ECU Food Security

This is an old revision of the document!

API Load

These are the import flags for the Python3 script. Necessary libraries should be loaded via pip3 and ran in the virtual env:

import requests
import pandas as pd
from sqlalchemy import create_engine, types as sql_types
from datetime import *
from urllib.parse import urlencode, urljoin
import sys

This function is used to construct the API call.
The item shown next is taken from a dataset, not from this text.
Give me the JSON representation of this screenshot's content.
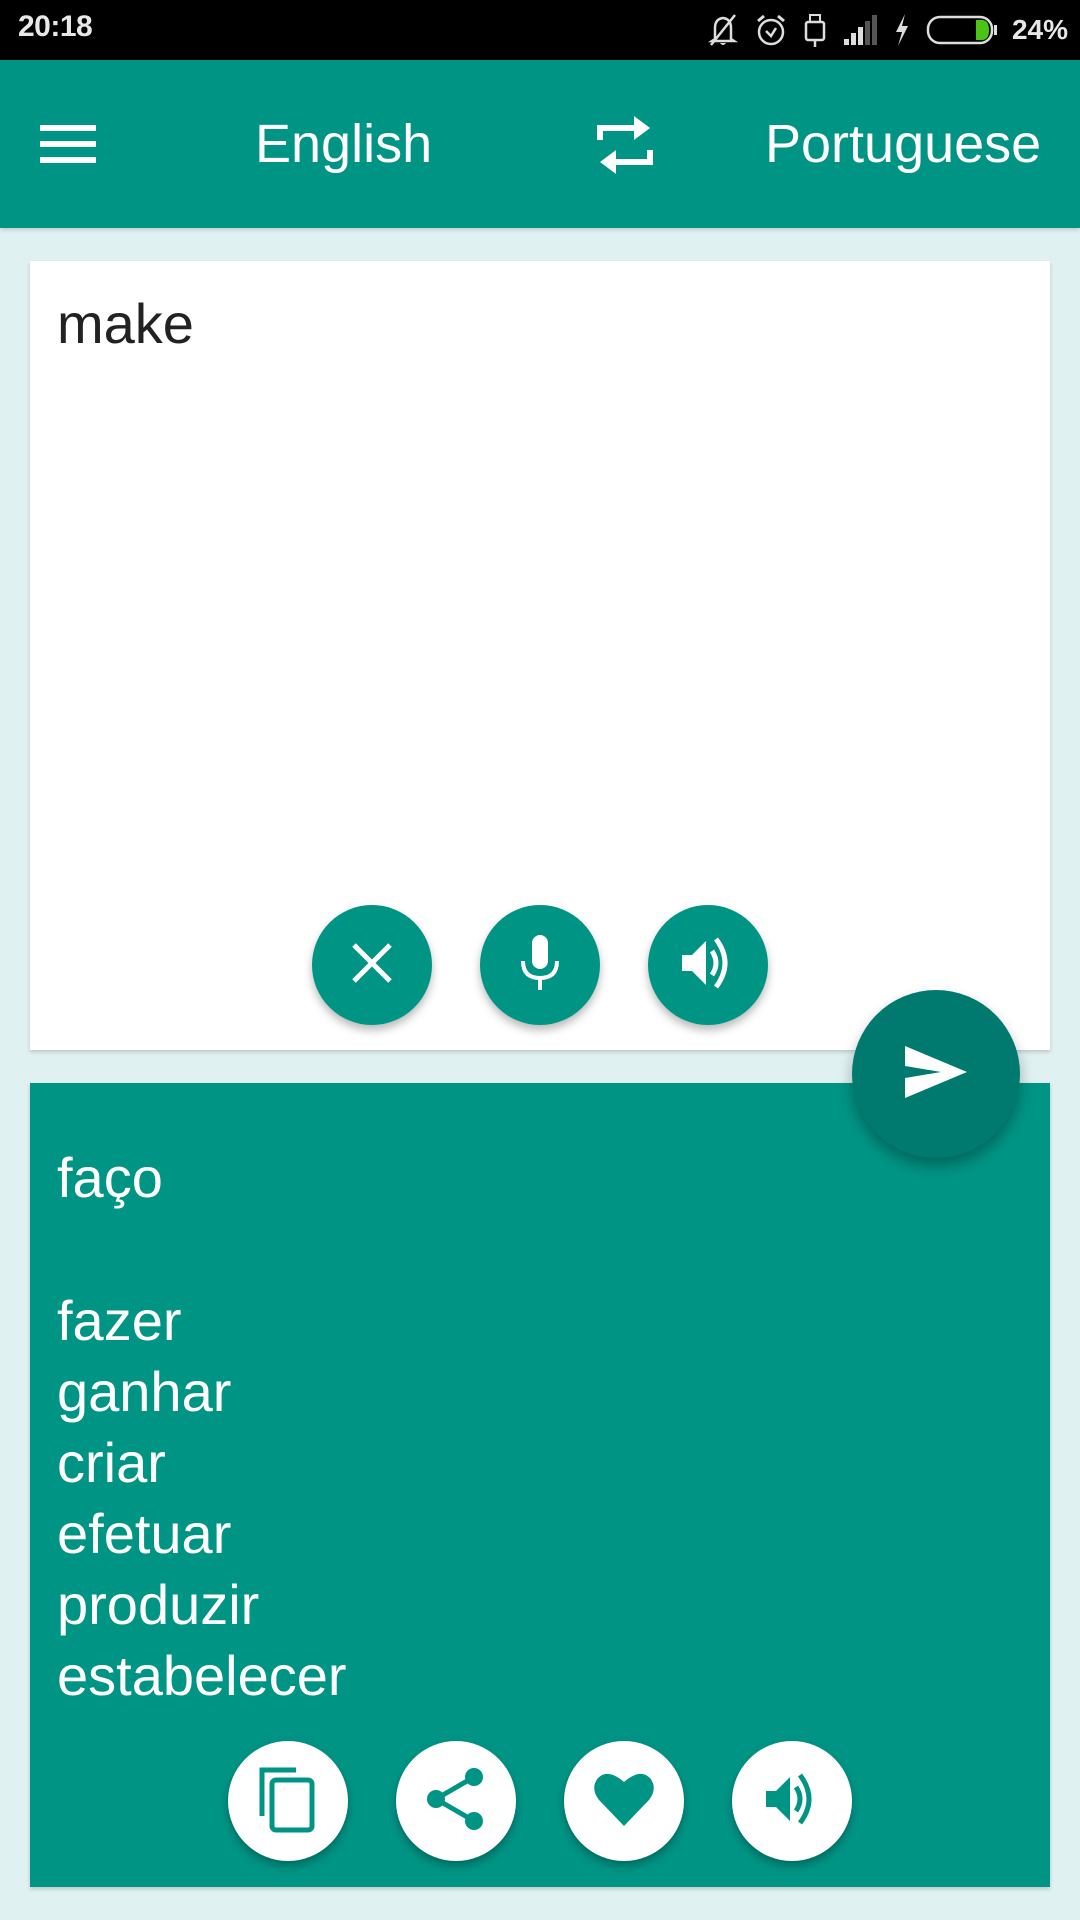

To load a different data set, change the BASEURL variable and the app_identifier (and any other compulsory vars):

def build_url():
        BASEURL = "https://hapi.humdata.org/api/v2/"
        ENDPOINT = sys.argv[2]
 
        params = {
                "app_identifier": "RUNVRm9vZFNlYzphdG5ldmluQG91ci5lY3UuZWR1LmF1",
                "start_date": sys.argv[1],
                "end_date": date.today(),
                "output_format":"json",
                "offset":"0",
                "location_code":"MOZ"
                }
        full_path = BASEURL + ENDPOINT + "?" + urlencode(params)
        return full_path

This function will map a JSON data type to an SQL equivalent for table creation:

def map_dtype(dtype):
    if pd.api.types.is_integer_dtype(dtype):
        return sql_types.INTEGER()
    elif pd.api.types.is_float_dtype(dtype):
        return sql_types.FLOAT()
    elif pd.api.types.is_datetime64_any_dtype(dtype):
        return sql_types.DATETIME()
    elif datetime_valid(dtype):
        return sql_types.DATETIME()
    else:
        return sql_types.VARCHAR(length=255)

Use this to scan for an ISO datetime variable (this is an obscure data type and needs it's own func):

def datetime_valid(dt_str):
        print(dt_str)
        try:
                datetime.fromisoformat(dt_str)
        except:
                return False
        return True

Input validation is then done (and kicks off the main part of our function):

if(len(sys.argv) < 4):
        print("Not enough arguments provided")
        print("python3 load.py <start_date> <endpoint> <table_name>")
        print("python3 load.py 2020-01-01 food-security-nutrition-poverty/poverty-rate IDX_PovRate")
        sys.exit("")

Build endpoint using our function above, then fire the web request, save the data as JSON:

response = requests.get(build_url())
response.raise_for_status()
raw_data = response.json()

Normalize and flatten data using pandas library:

if isinstance(raw_data, dict):
    records = raw_data.get("data", raw_data)
else:
    records = raw_data
 
 
df = pd.json_normalize(records)

Connect to the database, create the table, print output, finish:

engine = create_engine(f"mysql+mysqldb://{username}:{password}@{host}/{database}")
 
# Step 5: Create table and insert data
df.to_sql(name=table_name, con=engine, if_exists='replace', index=False, dtype=dtype_mapping)
 
print("Table created and data inserted successfully!")

Specific database connection details are omitted.